Today I am looking at banking coloussus Lloyds Banking Group’s (LSE: LLOY) (NYSE: LYG.US) dividend outlook past 2014.
Bank on blockbuster dividend growth
High-street banking institution Lloyds has not shelled out a dividend since 2008’s full-year payout of 11.4p, one of the consequences of the bank’s part-nationalisation following the global banking crisis. But City analysts believe that the firm is on the verge of shelling out shareholder payouts once more.
The company’s massive restructuring drive continues to deliver plump rewards, and October’s interims showed core underlying profit surge 20% during January-September, to £5.55bn. A more UK-centric bank is benefitting strongly from the recovery in the domestic economy, while vast cost-cutting initiatives and ongoing asset stripping continues to boost the firm’s earnings outlook.
Indeed, brokers predict Lloyds to bounce from losses per share of 2p per share in 2012 to earnings of 5.1p last year, results for which are due on Thursday, February 13. Further growth of 35% is expected in 2014, to 6.9p, with an additional 12% rise anticipated for 2015 to 7.8p. These stunning earnings prospects have raised speculation over dividend resumption in the very near future.
Indeed, Lloyds management “have now commenced discussions with the regulators regarding the timetable and conditions for future dividend payment,” the firm commented in its latest financial update. And analyst consensus points to a 0.51p final dividend per share for 2013.

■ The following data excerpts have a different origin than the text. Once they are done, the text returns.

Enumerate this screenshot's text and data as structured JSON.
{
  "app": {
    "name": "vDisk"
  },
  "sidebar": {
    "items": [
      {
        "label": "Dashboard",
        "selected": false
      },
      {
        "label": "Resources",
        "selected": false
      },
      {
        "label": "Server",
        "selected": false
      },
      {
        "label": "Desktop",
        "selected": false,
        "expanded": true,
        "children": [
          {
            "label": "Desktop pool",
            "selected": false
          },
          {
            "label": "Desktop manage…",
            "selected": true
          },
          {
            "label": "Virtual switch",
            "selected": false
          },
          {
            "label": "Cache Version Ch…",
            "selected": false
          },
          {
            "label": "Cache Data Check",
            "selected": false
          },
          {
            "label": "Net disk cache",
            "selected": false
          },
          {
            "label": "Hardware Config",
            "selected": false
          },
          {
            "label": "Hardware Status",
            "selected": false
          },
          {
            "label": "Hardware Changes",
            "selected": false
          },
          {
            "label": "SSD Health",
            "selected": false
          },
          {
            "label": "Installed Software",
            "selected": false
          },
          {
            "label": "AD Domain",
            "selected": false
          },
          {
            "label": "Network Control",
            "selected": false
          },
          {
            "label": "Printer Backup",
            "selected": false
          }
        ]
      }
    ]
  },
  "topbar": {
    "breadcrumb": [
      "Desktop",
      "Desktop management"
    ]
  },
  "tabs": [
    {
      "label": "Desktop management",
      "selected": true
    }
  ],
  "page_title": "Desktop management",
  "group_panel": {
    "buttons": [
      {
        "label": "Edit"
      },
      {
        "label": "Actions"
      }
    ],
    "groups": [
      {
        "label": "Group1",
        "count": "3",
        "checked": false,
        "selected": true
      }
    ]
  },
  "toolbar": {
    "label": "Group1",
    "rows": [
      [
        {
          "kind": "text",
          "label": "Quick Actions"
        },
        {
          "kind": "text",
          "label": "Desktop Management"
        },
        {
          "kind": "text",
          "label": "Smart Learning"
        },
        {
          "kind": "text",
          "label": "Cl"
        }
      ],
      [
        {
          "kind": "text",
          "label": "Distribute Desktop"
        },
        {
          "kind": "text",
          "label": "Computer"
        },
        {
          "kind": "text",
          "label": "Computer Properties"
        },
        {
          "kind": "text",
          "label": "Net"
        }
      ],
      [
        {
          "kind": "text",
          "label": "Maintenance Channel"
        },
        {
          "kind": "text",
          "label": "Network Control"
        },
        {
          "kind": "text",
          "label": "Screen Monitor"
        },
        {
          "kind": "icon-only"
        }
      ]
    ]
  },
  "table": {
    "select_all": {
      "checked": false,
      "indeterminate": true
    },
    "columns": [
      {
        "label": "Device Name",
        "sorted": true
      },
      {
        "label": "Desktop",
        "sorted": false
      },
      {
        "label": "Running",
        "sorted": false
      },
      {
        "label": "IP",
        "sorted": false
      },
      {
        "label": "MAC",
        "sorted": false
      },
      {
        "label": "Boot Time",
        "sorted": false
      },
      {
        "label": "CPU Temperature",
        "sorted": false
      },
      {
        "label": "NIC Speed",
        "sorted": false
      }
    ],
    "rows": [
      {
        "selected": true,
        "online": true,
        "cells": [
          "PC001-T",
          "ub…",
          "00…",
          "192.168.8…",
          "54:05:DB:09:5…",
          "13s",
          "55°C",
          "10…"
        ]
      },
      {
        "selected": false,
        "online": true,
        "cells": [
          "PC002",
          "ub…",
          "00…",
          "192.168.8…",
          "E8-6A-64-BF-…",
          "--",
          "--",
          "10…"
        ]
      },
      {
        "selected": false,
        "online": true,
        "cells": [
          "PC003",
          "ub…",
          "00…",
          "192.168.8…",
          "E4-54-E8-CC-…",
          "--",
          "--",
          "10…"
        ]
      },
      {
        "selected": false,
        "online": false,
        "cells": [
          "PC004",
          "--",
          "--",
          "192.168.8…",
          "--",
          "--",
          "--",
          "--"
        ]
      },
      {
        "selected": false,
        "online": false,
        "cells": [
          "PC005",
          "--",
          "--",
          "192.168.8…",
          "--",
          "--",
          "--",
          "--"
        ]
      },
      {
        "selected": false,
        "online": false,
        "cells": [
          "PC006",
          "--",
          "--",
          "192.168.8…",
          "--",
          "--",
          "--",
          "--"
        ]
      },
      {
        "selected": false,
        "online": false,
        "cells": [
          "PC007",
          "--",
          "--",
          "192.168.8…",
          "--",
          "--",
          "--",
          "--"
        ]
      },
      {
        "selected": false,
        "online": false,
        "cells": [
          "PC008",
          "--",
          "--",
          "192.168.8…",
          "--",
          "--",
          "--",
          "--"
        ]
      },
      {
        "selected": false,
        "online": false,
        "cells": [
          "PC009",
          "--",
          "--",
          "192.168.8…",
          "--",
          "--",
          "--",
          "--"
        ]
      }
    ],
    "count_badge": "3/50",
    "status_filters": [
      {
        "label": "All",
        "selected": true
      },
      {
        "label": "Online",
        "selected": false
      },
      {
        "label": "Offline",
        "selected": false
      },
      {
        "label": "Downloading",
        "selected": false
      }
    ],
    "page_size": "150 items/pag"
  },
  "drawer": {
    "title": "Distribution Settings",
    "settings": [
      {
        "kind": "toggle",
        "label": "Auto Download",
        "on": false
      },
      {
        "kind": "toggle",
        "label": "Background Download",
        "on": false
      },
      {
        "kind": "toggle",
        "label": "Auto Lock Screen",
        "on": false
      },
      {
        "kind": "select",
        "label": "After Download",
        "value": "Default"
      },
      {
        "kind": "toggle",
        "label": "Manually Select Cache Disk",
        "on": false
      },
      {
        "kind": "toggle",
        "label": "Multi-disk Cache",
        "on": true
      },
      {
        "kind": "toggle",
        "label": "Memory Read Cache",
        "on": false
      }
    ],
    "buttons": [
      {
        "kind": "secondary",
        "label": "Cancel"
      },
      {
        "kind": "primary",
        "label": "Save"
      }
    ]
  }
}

Payments are expected to ratchet higher thereafter, according to the capital’s number crunchers, with a 371% increase in the full-year dividend expected this year alone, to 2.4p. And the 2015 dividend is expected to rise an additional 58% to 3.8p.
If realised, these payments would push a yield of 2.8% for this year to 4.5% in 2015, soaring above the current forward readout of 3.6% for the complete banking sector and corresponding readout of 3.1% for the FTSE 100.
Strong dividend coverage above the safety watermark of 2 times prospective earnings should bolster investor confidence over predicted payments through 2015, with a readouts of 2.9 times for 2014 and 2.1 times next year based on current projections.
In my opinion Lloyds is in fantastic shape to punch exceptional dividend growth in coming years. Although the bank is yet to receive the rubber stamp to start distributing dividends again, I expect strong full-year results next month to herald a resumption of the firm’s payout policy once more.